L’un à l’autre : - C’est bizarre ca fait trois heures qu’on tourne en rond… - Je sais chérie, je ne comprends pas. Pourtant (...) suite

L’un à l’autre :
- C’est bizarre ca fait trois heures qu’on tourne en rond…
- Je sais chérie, je ne comprends pas. Pourtant Neon Bible était indiquée à la sortie de l’autoroute… Arrêtes la radio, cette chanson est insupportable.
- Moi je l’aime bien cette chanson, Keep car running, tu n’as aucun gout.
- Tu ne trouves pas qu’il fait froid non ? Ferme ta fenêtre s’il te plait. Et arrêtes cette chanson.

Ici tout n’est que luxe, ennui et paraboles. Luxe de production, ennui des titres qui s’enfilent comme une bande de touristes dans le marais, paraboles des mélodies qui ne captent pas l’attention. Keep car running et sa batterie à deux temps, quelque chose de grippé dans le moteur, sorte de rock au colza qui n’avance pas vite. De Neighborhood #2 (Laika) on passe ici aux baillements répétés. Des préliminaires, et jamais de pénétrations. Win Butler semble être tout d’un coup être un quarantenaire découvrant la culture dans Télérama. Neon Bible sent bon le rock altermondialiste, la religion sans les prières et le tabac sans briquet.
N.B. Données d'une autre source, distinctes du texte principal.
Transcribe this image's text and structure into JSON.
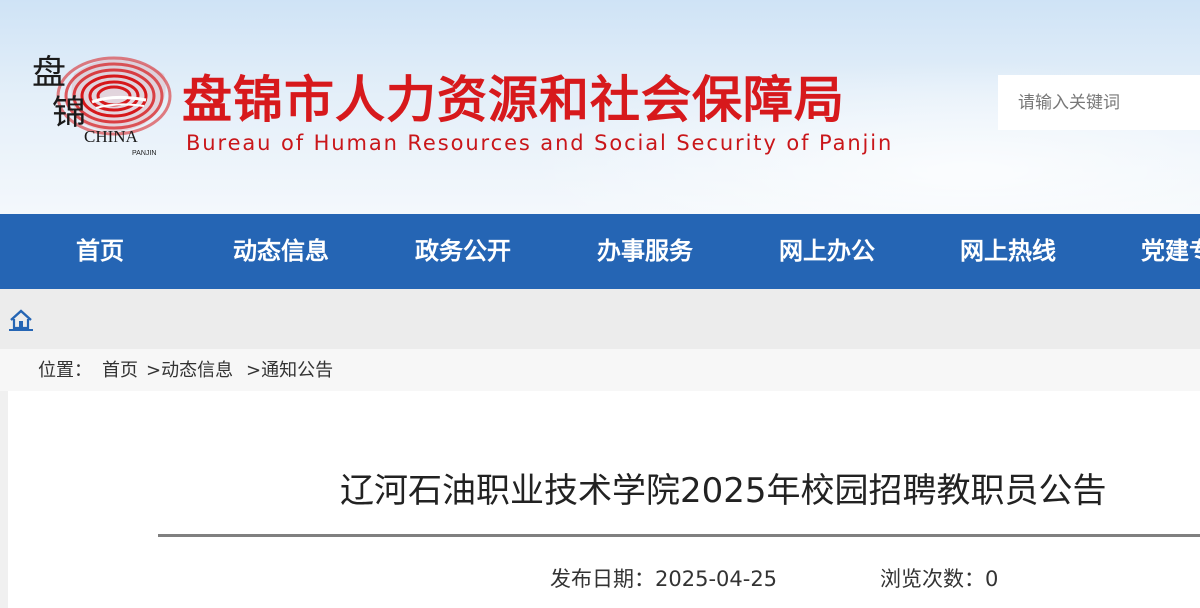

Et les lithurgies fadasses à l’orgue de barbarie sur Intervention n’y changent rien. Quel ennui. Le lyrisme des canadiens s’est fané, l’émotion sur le fil, l’urgence poétique en 2.30 du premier album… Rangés au placard. Intervention ? Face B de Funeral. Et Arcad Fire invente le rock menopausé pour tête de gondole chez Auchan. Neon Bible ; j’écoute le rock sous la couverture, bien au chaud, pensant aux Corons de Pierre Bachelet sur Blackwave / Bad Vibrations. Drôle d’époque avec des carillons venant tinter les mélodies d’un collectif canadien perdu sans sa cabane symphonique. La production, elle, est parfaite. Et donc totalement atroce. The Well and the lighthouse relève le compteur, enfin, il était temps, l’album touche déjà à sa fin, et l’on respire encore, surpris d’être encore réveillé.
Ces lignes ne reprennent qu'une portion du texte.